Replies from: Baughn
comment by Baughn · 2015-09-11T13:07:44.259Z · LW(p) · GW(p)

(E.g., the trimean will have a better breakdown point but be less efficient than the mean; a worse breakdown point but more efficient than the median.)

What does "efficient" mean, in this context? Time to calculate would be my first guess, but the median should be faster to calculate than the trimean.

Replies from: gjm
comment by gjm · 2015-09-11T14:13:20.436Z · LW(p) · GW(p)

See here.

[EDITED to add:] Sorry, that's a bit rude; I should also give a brief explanation here.

Any estimator will be noisy. All else being equal, you would prefer one with less noise. There is a thing called the Cramér-Rao inequality that gives a lower bound on how noisy an estimator can be, as measured by its variance. (But see the note below.)

The efficiency of an estimator is the ratio between its variance and the bound given by Cramér-Rao. An estimator whose efficiency is 1 has as little variance as any estimator can have. (Such estimators need not exist.) Noisier estimators have lower efficiency.
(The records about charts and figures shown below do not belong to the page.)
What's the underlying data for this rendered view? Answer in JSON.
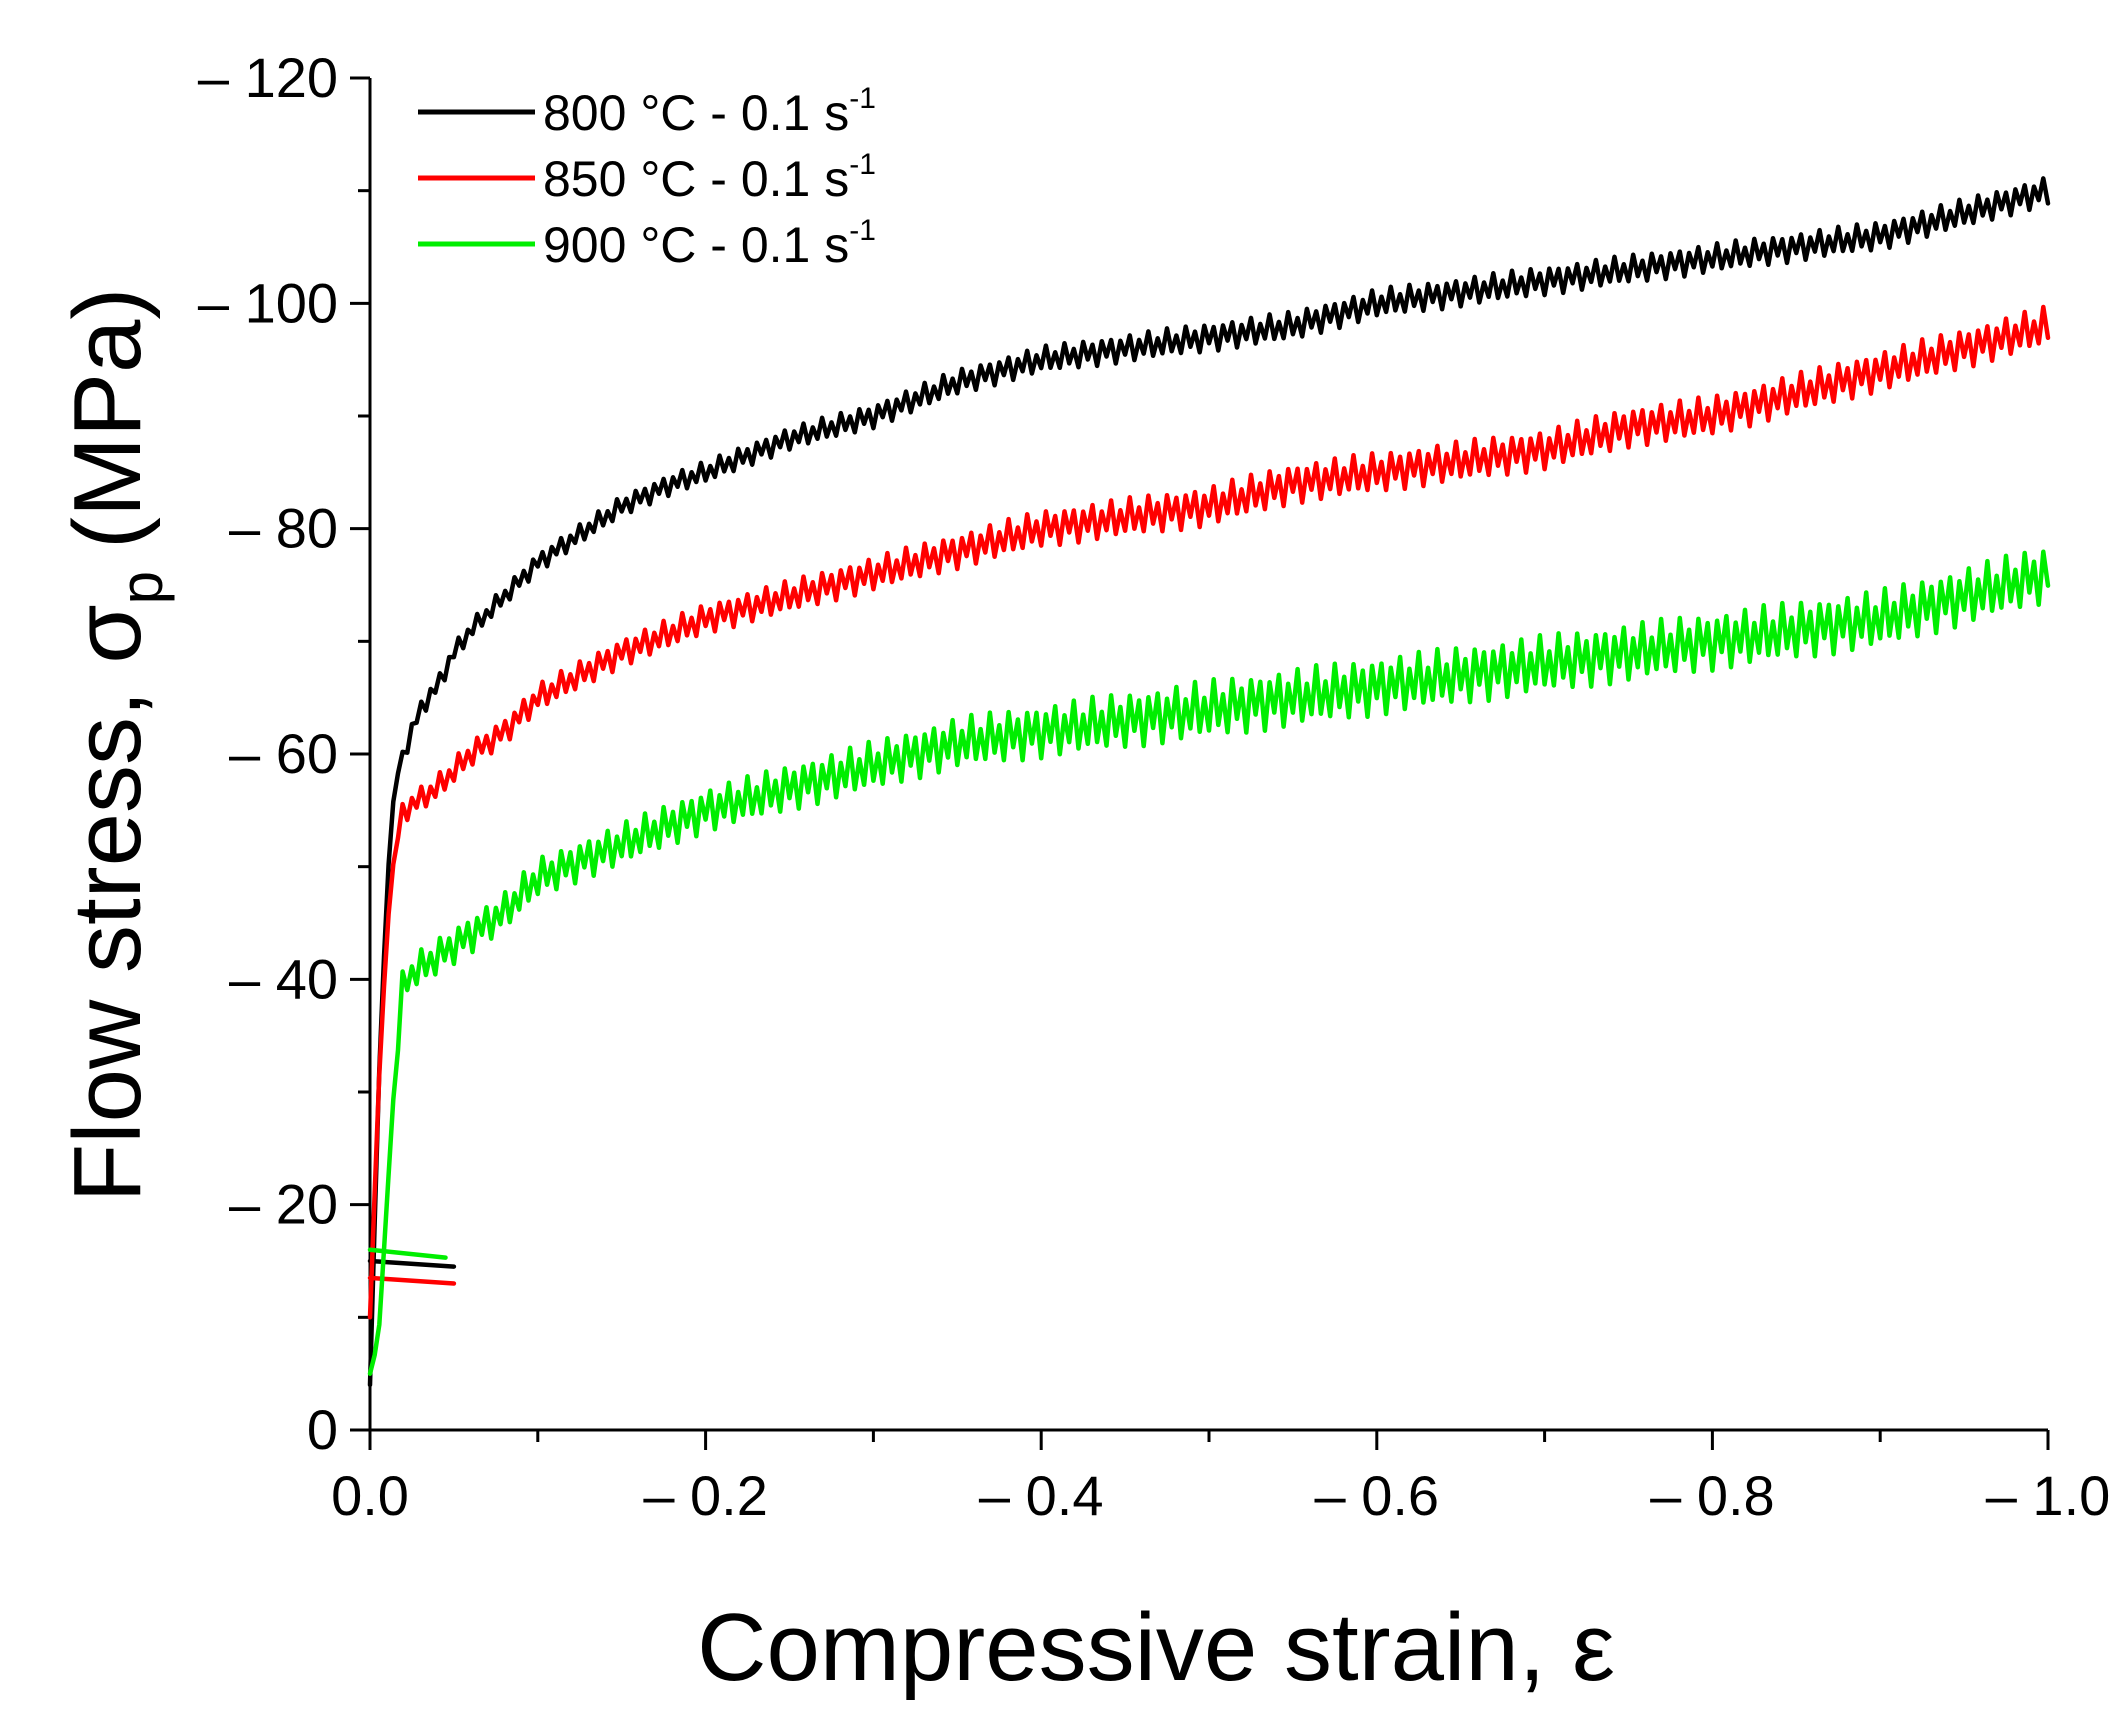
{
  "chart_data": {
    "type": "line",
    "title": "",
    "xlabel": "Compressive strain, ε",
    "ylabel": {
      "main": "Flow stress, σ",
      "subscript": "p",
      "unit": "(MPa)"
    },
    "xlim": [
      0,
      -1.0
    ],
    "ylim": [
      0,
      -120
    ],
    "x_tick_labels": [
      "0.0",
      "– 0.2",
      "– 0.4",
      "– 0.6",
      "– 0.8",
      "– 1.0"
    ],
    "y_tick_labels": [
      "0",
      "– 20",
      "– 40",
      "– 60",
      "– 80",
      "– 100",
      "– 120"
    ],
    "grid": false,
    "legend_position": "top-left",
    "series": [
      {
        "name": "800 °C - 0.1 s",
        "exponent": "-1",
        "color": "#000000",
        "tail_strain": [
          0.0,
          -0.05
        ],
        "tail_stress": [
          -15.0,
          -14.5
        ],
        "strain": [
          0.0,
          -0.005,
          -0.01,
          -0.015,
          -0.02,
          -0.03,
          -0.04,
          -0.05,
          -0.06,
          -0.08,
          -0.1,
          -0.12,
          -0.15,
          -0.18,
          -0.2,
          -0.25,
          -0.3,
          -0.35,
          -0.4,
          -0.45,
          -0.5,
          -0.55,
          -0.6,
          -0.65,
          -0.7,
          -0.75,
          -0.8,
          -0.85,
          -0.9,
          -0.95,
          -1.0
        ],
        "stress": [
          -4,
          -30,
          -48,
          -58,
          -60,
          -64,
          -66,
          -69,
          -71,
          -74,
          -77,
          -79,
          -82,
          -84,
          -85,
          -88,
          -90,
          -93,
          -95,
          -96,
          -97,
          -98,
          -100,
          -101,
          -102,
          -103,
          -104,
          -105,
          -106,
          -108,
          -110
        ],
        "oscillation": 1.3
      },
      {
        "name": "850 °C - 0.1 s",
        "exponent": "-1",
        "color": "#ff0000",
        "tail_strain": [
          0.0,
          -0.05
        ],
        "tail_stress": [
          -13.5,
          -13.0
        ],
        "strain": [
          0.0,
          -0.005,
          -0.01,
          -0.015,
          -0.02,
          -0.03,
          -0.04,
          -0.06,
          -0.08,
          -0.1,
          -0.15,
          -0.2,
          -0.25,
          -0.3,
          -0.35,
          -0.4,
          -0.45,
          -0.5,
          -0.55,
          -0.6,
          -0.65,
          -0.7,
          -0.75,
          -0.8,
          -0.85,
          -0.9,
          -0.95,
          -1.0
        ],
        "stress": [
          -10,
          -30,
          -44,
          -52,
          -55,
          -56,
          -57,
          -60,
          -62,
          -65,
          -69,
          -72,
          -74,
          -76,
          -78,
          -80,
          -81,
          -82,
          -84,
          -85,
          -86,
          -87,
          -89,
          -90,
          -92,
          -94,
          -96,
          -98
        ],
        "oscillation": 1.8
      },
      {
        "name": "900 °C - 0.1 s",
        "exponent": "-1",
        "color": "#00ee00",
        "tail_strain": [
          0.0,
          -0.045
        ],
        "tail_stress": [
          -16.0,
          -15.3
        ],
        "strain": [
          0.0,
          -0.005,
          -0.01,
          -0.015,
          -0.02,
          -0.03,
          -0.04,
          -0.06,
          -0.08,
          -0.1,
          -0.15,
          -0.2,
          -0.25,
          -0.3,
          -0.35,
          -0.4,
          -0.45,
          -0.5,
          -0.55,
          -0.6,
          -0.65,
          -0.7,
          -0.75,
          -0.8,
          -0.85,
          -0.9,
          -0.95,
          -1.0
        ],
        "stress": [
          -5,
          -8,
          -20,
          -32,
          -40,
          -41,
          -42,
          -44,
          -46,
          -49,
          -52,
          -55,
          -57,
          -59,
          -61,
          -62,
          -63,
          -64,
          -65,
          -66,
          -67,
          -68,
          -69,
          -70,
          -71,
          -72,
          -74,
          -76
        ],
        "oscillation": 2.6
      }
    ]
  }
}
Efficiency depends on the underlying distribution. I shouldn't really have said that the mean will be more efficient than the median; if the underlying distribution is thin-tailed enough then it will be; e.g., for large samples of normally distributed data the mean has efficiency 1 while the median has efficiency about 0.64. But if the actual distribution is fat-tailed, the median may actually be a more efficient estimator than the mean.
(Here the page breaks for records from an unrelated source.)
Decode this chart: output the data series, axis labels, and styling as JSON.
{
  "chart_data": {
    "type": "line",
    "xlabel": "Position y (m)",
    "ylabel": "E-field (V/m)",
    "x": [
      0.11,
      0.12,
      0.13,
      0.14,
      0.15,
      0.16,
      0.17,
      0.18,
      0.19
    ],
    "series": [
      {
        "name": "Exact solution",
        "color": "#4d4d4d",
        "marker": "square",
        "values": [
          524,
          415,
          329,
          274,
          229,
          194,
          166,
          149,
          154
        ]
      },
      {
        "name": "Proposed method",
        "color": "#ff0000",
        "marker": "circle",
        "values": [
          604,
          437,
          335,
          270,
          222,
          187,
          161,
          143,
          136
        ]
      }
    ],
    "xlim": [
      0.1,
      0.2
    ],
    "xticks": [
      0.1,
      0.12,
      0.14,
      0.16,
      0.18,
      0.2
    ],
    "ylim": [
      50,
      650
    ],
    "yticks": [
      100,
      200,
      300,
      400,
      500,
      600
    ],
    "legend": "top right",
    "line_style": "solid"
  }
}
(Note: You might notice that I said something obviously false above. It's trivial to make a completely un-noisy, zero-variance estimator of any parameter: just always estimate zero. But this will be a biased estimator; i.e., its expectation will not equal the underlying value it's meant to be estimating. The Cramér-Rao inequality only applies to unbiased estimators. In some cases, for some applications, the "best" estimator may actually be a biased but less noisy one. For instance, suppose you have some samples of a normally-distributed random variable and you want to estimate its variance. The "obvious" thing to do is to compute 1/n sum(x-xbar)^2. That gives you an unbiased estimator but, famously, you can get rid of the bias by computing 1/(n-1) sum (x-xbar)^2 instead. But if you want to minimize your mean squared error -- i.e., minimize the expectation of (est. variance - actual variance)^2 -- then what you want is neither of those, but instead 1/(n+1) sum (x-xbar)^2.)
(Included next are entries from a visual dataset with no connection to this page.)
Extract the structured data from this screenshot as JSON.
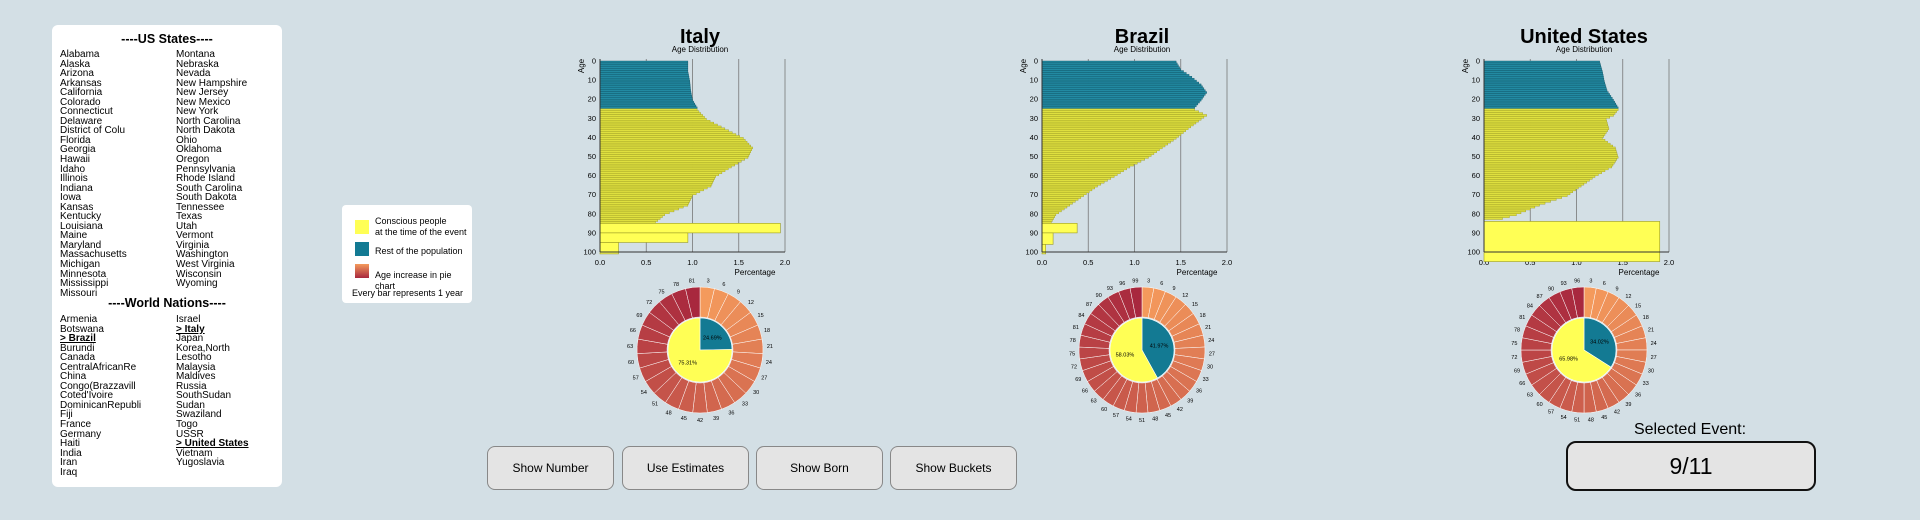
{
  "sidebar": {
    "us_title": "----US States----",
    "us_col1": [
      "Alabama",
      "Alaska",
      "Arizona",
      "Arkansas",
      "California",
      "Colorado",
      "Connecticut",
      "Delaware",
      "District of Colu",
      "Florida",
      "Georgia",
      "Hawaii",
      "Idaho",
      "Illinois",
      "Indiana",
      "Iowa",
      "Kansas",
      "Kentucky",
      "Louisiana",
      "Maine",
      "Maryland",
      "Massachusetts",
      "Michigan",
      "Minnesota",
      "Mississippi",
      "Missouri"
    ],
    "us_col2": [
      "Montana",
      "Nebraska",
      "Nevada",
      "New Hampshire",
      "New Jersey",
      "New Mexico",
      "New York",
      "North Carolina",
      "North Dakota",
      "Ohio",
      "Oklahoma",
      "Oregon",
      "Pennsylvania",
      "Rhode Island",
      "South Carolina",
      "South Dakota",
      "Tennessee",
      "Texas",
      "Utah",
      "Vermont",
      "Virginia",
      "Washington",
      "West Virginia",
      "Wisconsin",
      "Wyoming"
    ],
    "world_title": "----World Nations----",
    "world_col1": [
      "Armenia",
      "Botswana",
      "> Brazil",
      "Burundi",
      "Canada",
      "CentralAfricanRe",
      "China",
      "Congo(Brazzavill",
      "Coted'Ivoire",
      "DominicanRepubli",
      "Fiji",
      "France",
      "Germany",
      "Haiti",
      "India",
      "Iran",
      "Iraq"
    ],
    "world_col2": [
      "Israel",
      "> Italy",
      "Japan",
      "Korea,North",
      "Lesotho",
      "Malaysia",
      "Maldives",
      "Russia",
      "SouthSudan",
      "Sudan",
      "Swaziland",
      "Togo",
      "USSR",
      "> United States",
      "Vietnam",
      "Yugoslavia"
    ]
  },
  "legend": {
    "items": [
      {
        "label1": "Conscious people",
        "label2": "at the time of the event",
        "color": "#ffff55"
      },
      {
        "label1": "Rest of the population",
        "label2": "",
        "color": "#137a93"
      },
      {
        "label1": "Age increase in pie chart",
        "label2": "",
        "color": "gradient"
      }
    ],
    "note": "Every bar represents 1 year"
  },
  "colors": {
    "conscious": "#ffff55",
    "rest": "#137a93",
    "bar_yellow": "#dfe03f",
    "bar_teal": "#228aa2",
    "ring_start": "#f49a5c",
    "ring_end": "#a8283e"
  },
  "chart_data": [
    {
      "type": "bar",
      "title": "Italy",
      "subtitle": "Age Distribution",
      "xlabel": "Percentage",
      "ylabel": "Age",
      "xlim": [
        0,
        2.0
      ],
      "xticks": [
        "0.0",
        "0.5",
        "1.0",
        "1.5",
        "2.0"
      ],
      "yticks": [
        "0",
        "10",
        "20",
        "30",
        "40",
        "50",
        "60",
        "70",
        "80",
        "90",
        "100"
      ],
      "threshold_age": 25,
      "profile": [
        [
          0,
          0.95
        ],
        [
          5,
          0.95
        ],
        [
          10,
          0.97
        ],
        [
          15,
          0.98
        ],
        [
          20,
          1.0
        ],
        [
          24,
          1.05
        ],
        [
          25,
          1.05
        ],
        [
          30,
          1.15
        ],
        [
          35,
          1.35
        ],
        [
          40,
          1.55
        ],
        [
          45,
          1.65
        ],
        [
          50,
          1.6
        ],
        [
          55,
          1.42
        ],
        [
          60,
          1.25
        ],
        [
          65,
          1.2
        ],
        [
          70,
          1.0
        ],
        [
          75,
          0.95
        ],
        [
          80,
          0.7
        ],
        [
          84,
          0.6
        ]
      ],
      "bucket_bars": [
        {
          "age_from": 85,
          "age_to": 90,
          "value": 1.95
        },
        {
          "age_from": 90,
          "age_to": 95,
          "value": 0.95
        },
        {
          "age_from": 95,
          "age_to": 101,
          "value": 0.2
        }
      ],
      "pie": [
        {
          "label": "24.69%",
          "value": 24.69,
          "group": "rest"
        },
        {
          "label": "75.31%",
          "value": 75.31,
          "group": "conscious"
        }
      ],
      "ring_labels": [
        "3",
        "6",
        "9",
        "12",
        "15",
        "18",
        "21",
        "24",
        "27",
        "30",
        "33",
        "36",
        "39",
        "42",
        "45",
        "48",
        "51",
        "54",
        "57",
        "60",
        "63",
        "66",
        "69",
        "72",
        "75",
        "78",
        "81"
      ]
    },
    {
      "type": "bar",
      "title": "Brazil",
      "subtitle": "Age Distribution",
      "xlabel": "Percentage",
      "ylabel": "Age",
      "xlim": [
        0,
        2.0
      ],
      "xticks": [
        "0.0",
        "0.5",
        "1.0",
        "1.5",
        "2.0"
      ],
      "yticks": [
        "0",
        "10",
        "20",
        "30",
        "40",
        "50",
        "60",
        "70",
        "80",
        "90",
        "100"
      ],
      "threshold_age": 25,
      "profile": [
        [
          0,
          1.45
        ],
        [
          4,
          1.5
        ],
        [
          8,
          1.62
        ],
        [
          12,
          1.72
        ],
        [
          16,
          1.78
        ],
        [
          20,
          1.72
        ],
        [
          24,
          1.65
        ],
        [
          25,
          1.65
        ],
        [
          28,
          1.78
        ],
        [
          30,
          1.72
        ],
        [
          35,
          1.58
        ],
        [
          40,
          1.45
        ],
        [
          45,
          1.3
        ],
        [
          50,
          1.15
        ],
        [
          55,
          0.95
        ],
        [
          60,
          0.78
        ],
        [
          65,
          0.6
        ],
        [
          70,
          0.45
        ],
        [
          75,
          0.3
        ],
        [
          80,
          0.15
        ],
        [
          84,
          0.1
        ]
      ],
      "bucket_bars": [
        {
          "age_from": 85,
          "age_to": 90,
          "value": 0.38
        },
        {
          "age_from": 90,
          "age_to": 96,
          "value": 0.12
        },
        {
          "age_from": 96,
          "age_to": 101,
          "value": 0.04
        }
      ],
      "pie": [
        {
          "label": "41.97%",
          "value": 41.97,
          "group": "rest"
        },
        {
          "label": "58.03%",
          "value": 58.03,
          "group": "conscious"
        }
      ],
      "ring_labels": [
        "3",
        "6",
        "9",
        "12",
        "15",
        "18",
        "21",
        "24",
        "27",
        "30",
        "33",
        "36",
        "39",
        "42",
        "45",
        "48",
        "51",
        "54",
        "57",
        "60",
        "63",
        "66",
        "69",
        "72",
        "75",
        "78",
        "81",
        "84",
        "87",
        "90",
        "93",
        "96",
        "99"
      ]
    },
    {
      "type": "bar",
      "title": "United States",
      "subtitle": "Age Distribution",
      "xlabel": "Percentage",
      "ylabel": "Age",
      "xlim": [
        0,
        2.0
      ],
      "xticks": [
        "0.0",
        "0.5",
        "1.0",
        "1.5",
        "2.0"
      ],
      "yticks": [
        "0",
        "10",
        "20",
        "30",
        "40",
        "50",
        "60",
        "70",
        "80",
        "90",
        "100"
      ],
      "threshold_age": 25,
      "profile": [
        [
          0,
          1.25
        ],
        [
          5,
          1.28
        ],
        [
          10,
          1.3
        ],
        [
          15,
          1.33
        ],
        [
          20,
          1.4
        ],
        [
          24,
          1.45
        ],
        [
          25,
          1.45
        ],
        [
          28,
          1.4
        ],
        [
          30,
          1.32
        ],
        [
          35,
          1.35
        ],
        [
          40,
          1.28
        ],
        [
          45,
          1.42
        ],
        [
          50,
          1.45
        ],
        [
          55,
          1.38
        ],
        [
          60,
          1.2
        ],
        [
          65,
          1.05
        ],
        [
          70,
          0.9
        ],
        [
          75,
          0.6
        ],
        [
          80,
          0.35
        ],
        [
          82,
          0.2
        ]
      ],
      "bucket_bars": [
        {
          "age_from": 84,
          "age_to": 105,
          "value": 1.9
        }
      ],
      "pie": [
        {
          "label": "34.02%",
          "value": 34.02,
          "group": "rest"
        },
        {
          "label": "65.98%",
          "value": 65.98,
          "group": "conscious"
        }
      ],
      "ring_labels": [
        "3",
        "6",
        "9",
        "12",
        "15",
        "18",
        "21",
        "24",
        "27",
        "30",
        "33",
        "36",
        "39",
        "42",
        "45",
        "48",
        "51",
        "54",
        "57",
        "60",
        "63",
        "66",
        "69",
        "72",
        "75",
        "78",
        "81",
        "84",
        "87",
        "90",
        "93",
        "96"
      ]
    }
  ],
  "buttons": {
    "show_number": "Show Number",
    "use_estimates": "Use Estimates",
    "show_born": "Show Born",
    "show_buckets": "Show Buckets"
  },
  "event": {
    "label": "Selected Event:",
    "value": "9/11"
  }
}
[EDITED again to add:] Er, I should add that everything above is addressing the situation where you have some samples of a random variable and want to estimate its location parameter. Stuart is actually considering something a bit different, where you actually know the random variable itself and want a representative location parameter that may or may not be the mean, in order to make comparisons between different random variables by computing that parameter for each and comparing. So this is of doubtful relevance to the OP.